BTW, I believe that Michael Yon goes beyond Pyle....Michael Yon was publishing in a harsh, antiwar environment and never caved....Pyle was different—the American Public actually wanted to hear positive news..
If Jane Fonda and John Kerry wrote a book on their activities during the Vietnam War, they would get a Pulitzer prize.
Bump that.
I've got the book and seen the plaque on Ie Shima.
BTT for Pyle and Yon.
I did too. Read it the summer of 1959, I believe. I have no idea whatever happened to it. I remember how most of the dads on the block were WWII vets. Heros all.
Nam Vet
Although they lived sixty years and a lifetime apart, Ernie Pyle and Michael Yon probably would have been as tight as Willie and Joe. Ernie would have invited Michael to sit down for a cup of joe while they traded stories about the things they have seen, the people they have met, and the places they have been.
I have a war time copy of brave men.
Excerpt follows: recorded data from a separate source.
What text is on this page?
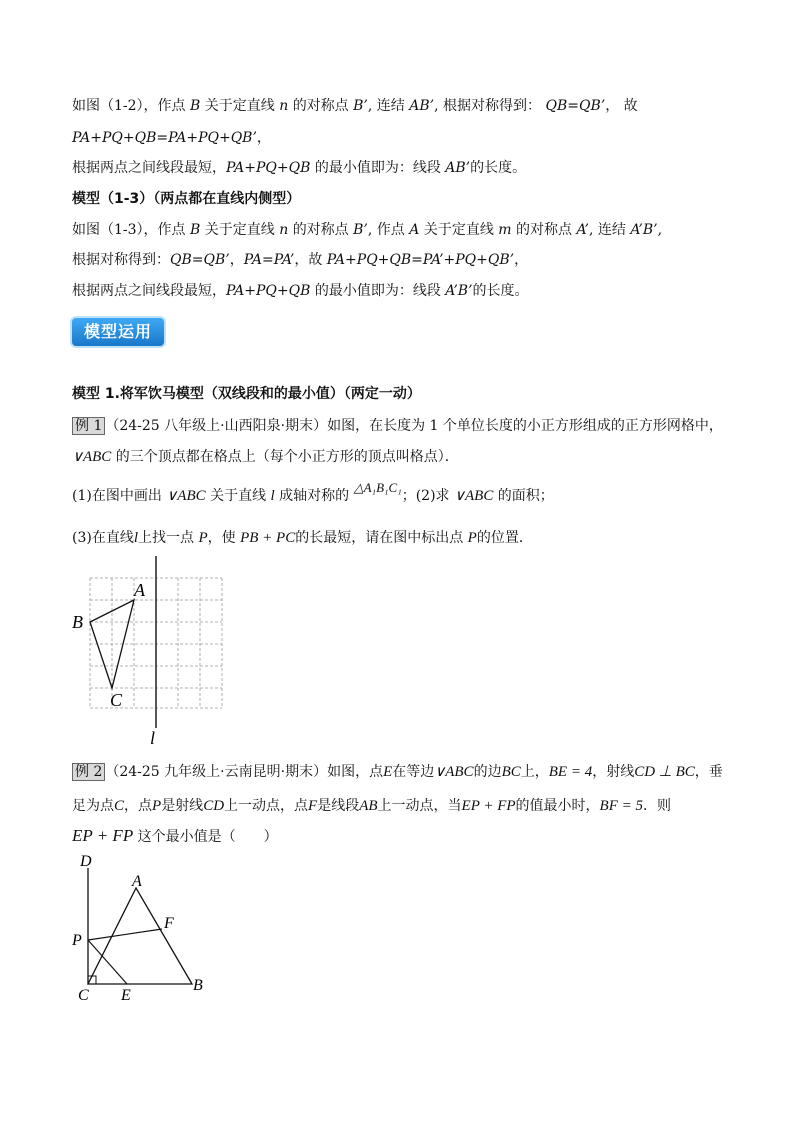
如图（1-2），作点 B 关于定直线 n 的对称点 B’, 连结 AB’, 根据对称得到： QB=QB’， 故
PA+PQ+QB=PA+PQ+QB’，
根据两点之间线段最短，PA+PQ+QB 的最小值即为：线段 AB’的长度。
模型（1-3）（两点都在直线内侧型）
如图（1-3），作点 B 关于定直线 n 的对称点 B’, 作点 A 关于定直线 m 的对称点 A’, 连结 A’B’,
根据对称得到：QB=QB’，PA=PA’，故 PA+PQ+QB=PA’+PQ+QB’，
根据两点之间线段最短，PA+PQ+QB 的最小值即为：线段 A’B’的长度。
模型运用
模型 1.将军饮马模型（双线段和的最小值）（两定一动）
例 1 （24-25 八年级上·山西阳泉·期末）如图，在长度为 1 个单位长度的小正方形组成的正方形网格中，
∨ABC 的三个顶点都在格点上（每个小正方形的顶点叫格点）．
(1)在图中画出 ∨ABC 关于直线 l 成轴对称的 △A₁B₁C₁；(2)求 ∨ABC 的面积；
(3)在直线l上找一点 P，使 PB + PC的长最短，请在图中标出点 P的位置．
A
B
C
l
例 2 （24-25 九年级上·云南昆明·期末）如图，点E在等边∨ABC的边BC上，BE = 4，射线CD ⊥ BC，垂
足为点C，点P是射线CD上一动点，点F是线段AB上一动点，当EP + FP的值最小时，BF = 5．则
EP + FP 这个最小值是（　　）
D
A
F
P
C E
B
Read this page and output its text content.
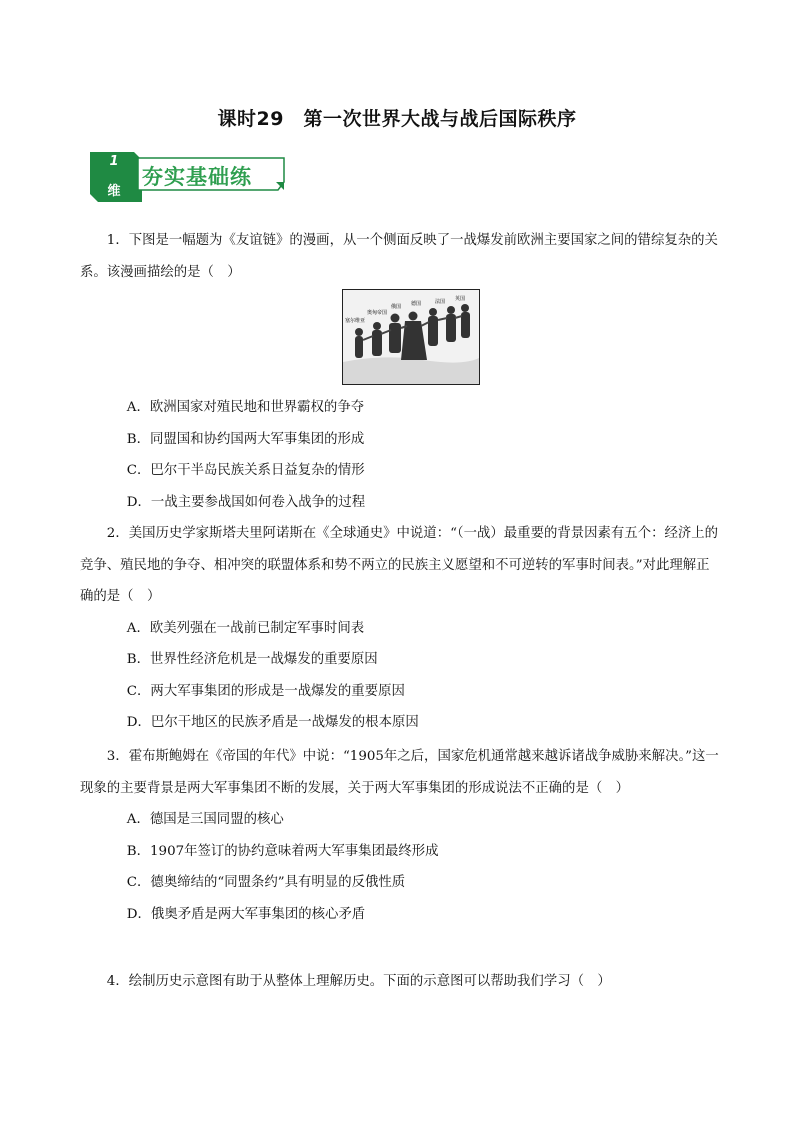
课时29　第一次世界大战与战后国际秩序
1
维
夯实基础练

1．下图是一幅题为《友谊链》的漫画，从一个侧面反映了一战爆发前欧洲主要国家之间的错综复杂的关系。该漫画描绘的是（　）

塞尔维亚
奥匈帝国
俄国 德国	法国 英国

A．欧洲国家对殖民地和世界霸权的争夺

B．同盟国和协约国两大军事集团的形成

C．巴尔干半岛民族关系日益复杂的情形

D．一战主要参战国如何卷入战争的过程

2．美国历史学家斯塔夫里阿诺斯在《全球通史》中说道：“（一战）最重要的背景因素有五个：经济上的竞争、殖民地的争夺、相冲突的联盟体系和势不两立的民族主义愿望和不可逆转的军事时间表。”对此理解正确的是（　）

A．欧美列强在一战前已制定军事时间表

B．世界性经济危机是一战爆发的重要原因

C．两大军事集团的形成是一战爆发的重要原因

D．巴尔干地区的民族矛盾是一战爆发的根本原因

3．霍布斯鲍姆在《帝国的年代》中说：“1905年之后，国家危机通常越来越诉诸战争威胁来解决。”这一现象的主要背景是两大军事集团不断的发展，关于两大军事集团的形成说法不正确的是（　）

A．德国是三国同盟的核心

B．1907年签订的协约意味着两大军事集团最终形成

C．德奥缔结的“同盟条约”具有明显的反俄性质

D．俄奥矛盾是两大军事集团的核心矛盾

4．绘制历史示意图有助于从整体上理解历史。下面的示意图可以帮助我们学习（　）
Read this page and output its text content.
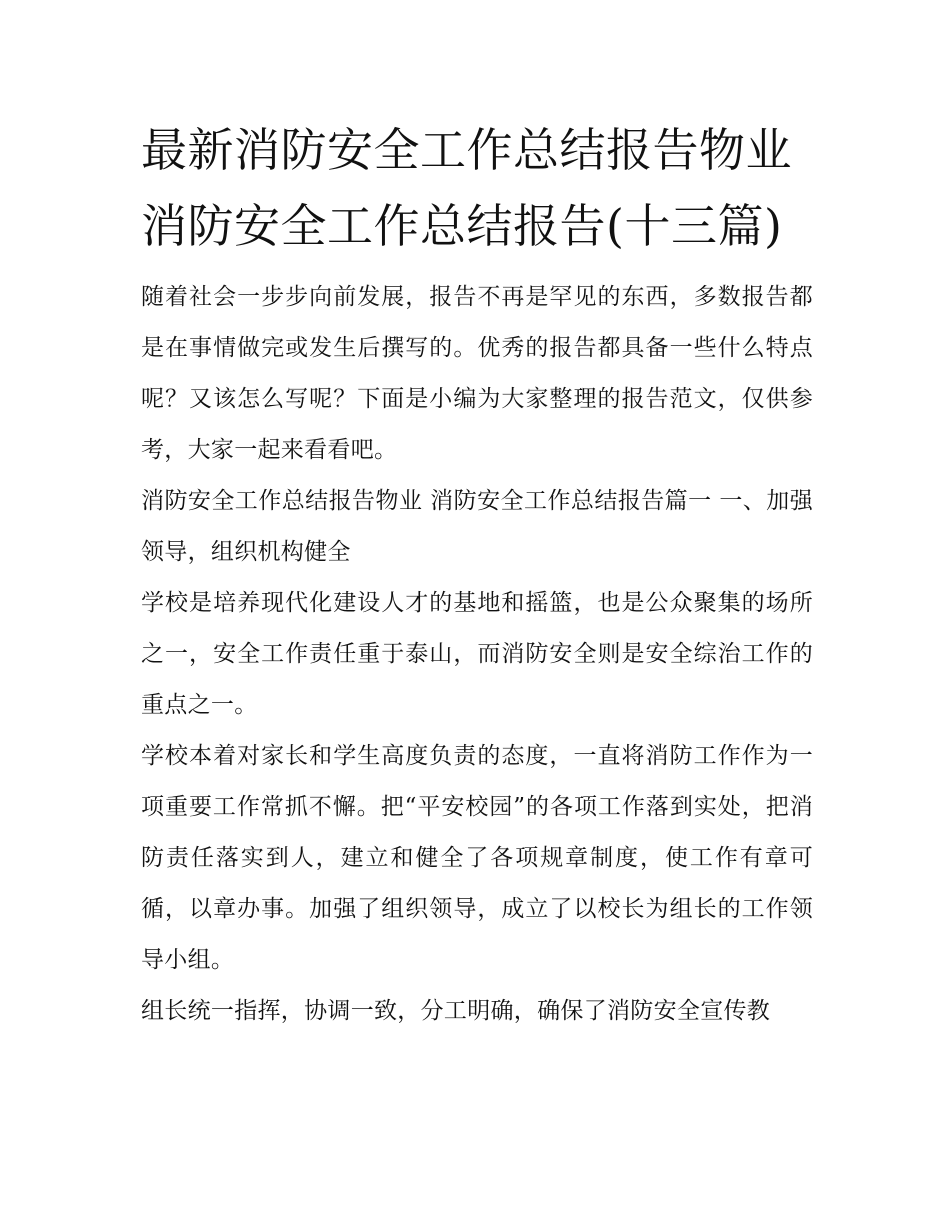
最新消防安全工作总结报告物业 消防安全工作总结报告(十三篇)

随着社会一步步向前发展，报告不再是罕见的东西，多数报告都是在事情做完或发生后撰写的。优秀的报告都具备一些什么特点呢？又该怎么写呢？下面是小编为大家整理的报告范文，仅供参考，大家一起来看看吧。

消防安全工作总结报告物业 消防安全工作总结报告篇一 一、加强领导，组织机构健全

学校是培养现代化建设人才的基地和摇篮，也是公众聚集的场所之一，安全工作责任重于泰山，而消防安全则是安全综治工作的重点之一。

学校本着对家长和学生高度负责的态度，一直将消防工作作为一项重要工作常抓不懈。把“平安校园”的各项工作落到实处，把消防责任落实到人，建立和健全了各项规章制度，使工作有章可循，以章办事。加强了组织领导，成立了以校长为组长的工作领导小组。

组长统一指挥，协调一致，分工明确，确保了消防安全宣传教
Very good condition, with an old bookmark. Who’s your brother? ;) I found the book amongst a collection my parents had given me years previous. I had no idea who he was, what the book was about, and had studied very little of WWII outside of basic school work. I devoured that book, bought The Longest Day, Bradley’s bio, Patton’s bio, Marshall’s bio, a lengthy Hitler work, plus numerous others and just buried myself for a few months in WWII. Brave men indeed...
BTW, I checked, it’s a first edition. Has “2LT < my dad’s name>” written inside the front cover, in neat block draftman’s printing. Dad was about 12 when WWII ended, so I’m thinking maybe one of his uncles gave it to him. Don’t know the story there, but several served, one went into Normandy on a glider, crewed a pack howitzer.
My father was in the 6AD. The book was given to my grandfather by my mother. He had two sons and three son in laws in the war.